Al ver esto, el rostro de Liu Shuhan se llenó de una sonrisa, como si de verdad se preocupara por él.
“Quinto hermano, madre hizo venir especialmente a la gente de Pabellón Pluma Voladora por ti. Nosotras solo podremos estrenar ropa nueva gracias a ti.”
Abrazando el brazo de Liu Shuhan, Shen Qiang le sonrió dulcemente a Shen Liang. El arrebato de ira que había tenido contra él antes parecía no haber existido nunca.
“¿Tú todavía necesitas ropa nueva?”
Shen Liang volvió la mirada hacia ella. Tal como esperaba, la doncella que estaba detrás de Shen Qiang sostenía un rollo de brocado blanco. En su vida anterior, nunca la había visto usar otro color que no fuera el blanco, y las joyas que llevaba no parecían ostentosas, pero cualquiera que entendiera de joyería podía ver que cada pieza valía una fortuna.
Había que admitir que la imagen que Liu Shuhan había creado para Shen Qiang era, en efecto, muy exitosa.

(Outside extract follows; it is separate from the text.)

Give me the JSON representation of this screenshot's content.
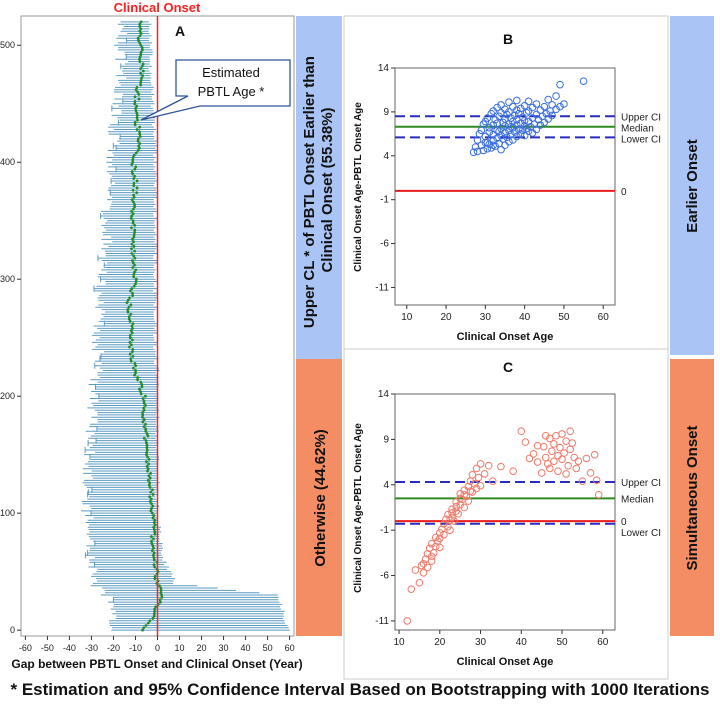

A los hombres les gustaba ese tipo de sensación, ¿no?
Sin embargo, una vez que se le arrancara el velo, ¿seguirían esos hombres teniendo sentimientos por ella?
Al pensar esto, Shen Liang ignoró a Shen Qiang y se acercó a la mesa. Sus dedos esbeltos se deslizaron lentamente sobre las telas, y sus movimientos eran tan casuales y relajados como elegantes.